Maternal and neonatal health and women’s burden
Maternal and neonatal mortality remains high in Indonesia and globally. The sustainable development goals have targets of reducing maternal mortality and reducing newborn and child mortality. The high number of maternal deaths in some areas of the world potentially reflects inequalities in access to quality health services due to a lack of information or other factors. Mothers die because of complications and most of these complications develop during pregnancy and are preventable. To prevent these complications, barriers that limit access to maternal health services must be identified and addressed at both the health system and societal levels. Moreover, maternal health and newborn health are closely linked. There is potential to improve the survival and health of newborns by reaching quality antenatal care.
Women have a huge burden from the beginning of pregnancy to the post-partum period. Women have significant roles in their baby’s health and safety; thus, women are an important group to be helped to improve their health. These efforts include the raising of awareness and knowledge, attitude, and behavior towards health as well as creating a support system for pregnant women’s health.
Pregnant women’s health problems such as anemia and chronic energy deficiency become a huge risk that influences the quality of their newborn’s health. The baby has the risk of low birth weight, stunting, or even death. Pregnant women’s health is also influenced by their nutrition status, their adherence to taking their vitamins, and their utilization of health services. In the preliminary research, data showed a significant correlation between knowledge and adherence to iron-folic acid (IFA) among 238 pregnant women in eight villages in Tongas, Probolinggo, Indonesia. I also found that there is a perception that mothers and pregnancy health are the responsibility of the women; however, men need to be involved more in health efforts as health is the responsibility of all.

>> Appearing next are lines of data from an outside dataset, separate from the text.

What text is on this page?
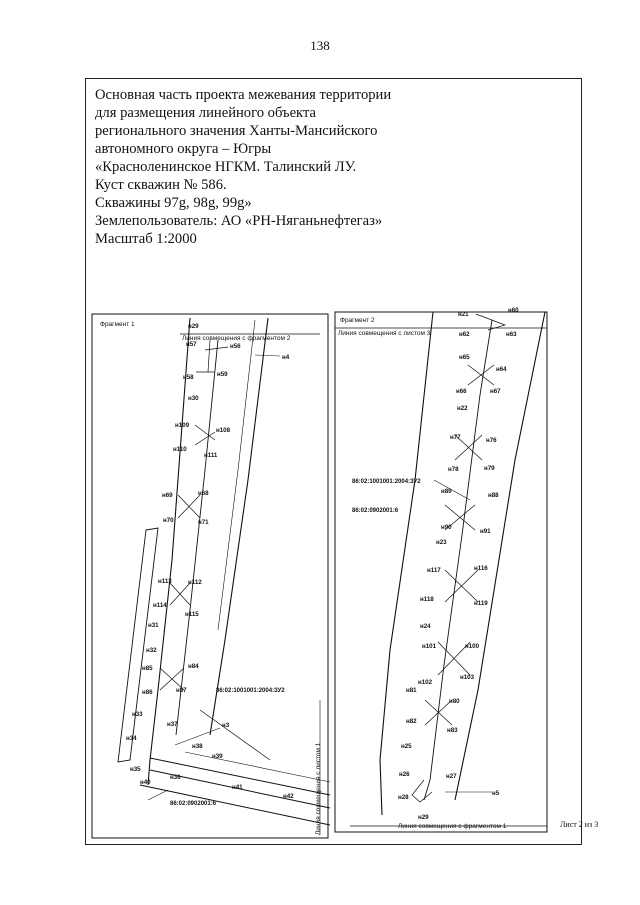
138
Основная часть проекта межевания территории
для размещения линейного объекта
регионального значения Ханты-Мансийского
автономного округа – Югры
«Красноленинское НГКМ. Талинский ЛУ.
Куст скважин № 586.
Скважины 97g, 98g, 99g»
Землепользователь: АО «РН-Няганьнефтегаз»
Масштаб 1:2000
Фрагмент 1
Линия совмещения с фрагментом 2
н29
н57	н56
н4
н58	н59
н30
н109
н108
н110
н111
н69	н68
н70	н71
н113	н112
н114
н115
н31
н32
н85	н84
н86	н87	86:02:1001001:2004:ЗУ2
н33
н37	н3
н34
н38
н35
н39
н40
н36
н41
н42
86:02:0902001:6	Линия совмещения с листом 1
Фрагмент 2
Линия совмещения с листом 3
н21
н60
н62	н63
н65
н64
н66	н67
н22
н77	н76
н78	н79
86:02:1001001:2004:ЗУ2
н89
н88
86:02:0902001:6
н90
н91
н23
н117	н116
н118
н119
н24
н101	н100
н102
н103
н81
н80
н82
н83
н25
н26	н27
н28
н5
н29
Линия совмещения с фрагментом 1	Лист 2 из 3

A health cadre is a group that is mostly local women who care about their community health; they live with the local language and culture. Administratively, cadres are part of the village government, but they are community volunteers. In Indonesia, one district (or city or town) consists of several subdistricts, and each subdistrict consists of several villages, and each village consists of several sub-villages. For years, in Indonesia, the community health center (CHC) has had a strong partnership with the health cadre, especially in community-based health services for children under the age of five. Cadres are an important asset for public health. Their potential is huge given their strong motivation and empathy to be involved in health efforts. Moreover, they are comprised of women that naturally have a caring sense for other women that need help with their health. A cadre has the potential to provide a buddy or sister for pregnant women in their neighborhoods. While they mostly have little educational background, their skill could be improved through training and monitoring.
Generally, in Indonesia, one CHC working area covers around 26,000 residents. A CHC is placing health workers in each village so they can create partnerships including cadres. Every sub-village has a minimum of five health cadres, and in one sub-village there are one to ten pregnant women. Every pregnant woman knows the cadre as their neighbor, and through this initiative, the neighbor will become their sister or buddy. This role will make pregnant women more aware and adherent to their IFA intake, food consumption, and health service access.
This initiative is like a sisterhood chain where we, together with CHC women’s health workers, train 50 local women cadres, to make them feel empowered and confident to educate hundreds of pregnant women. Moreover, hundreds of pregnant women will feel more confident to improve their and their baby’s health.
It is exciting to see 50 health cadres that were enthusiastic to enroll in the training to assist all pregnant women in their neighborhood. There are various skills and knowledge given to cadres including the following:
Based on pre- and post-test analysis, there is a significant increase in the average knowledge score among cadres in the pre-test (64) compared to the post-test (94).
In the early stages of bringing assistance to pregnant women, the cadres faced difficulties, but in the next few weeks, they felt like sisters to the pregnant women and are grateful for this initiative. Pregnant women are looking for their buddy to ask for health information, including health service information, and assistance when accessing health services. Thus, the cadre has the potential to be the connector between CHCs or health providers for pregnant women. I believe that this initiative could be scaled up and will be implemented in other CHC working areas in partnership with the private sector. For these five months of assistance, we have seen the impact including the improvement of maternal health service utilization in village health services and CHCs, the improvement of pregnant women’s health condition in CHCs, women who give birth have mostly good conditions without anemia, and the number of low-birth-weight babies was also lower. Sisterhood in the neighborhood is our hope.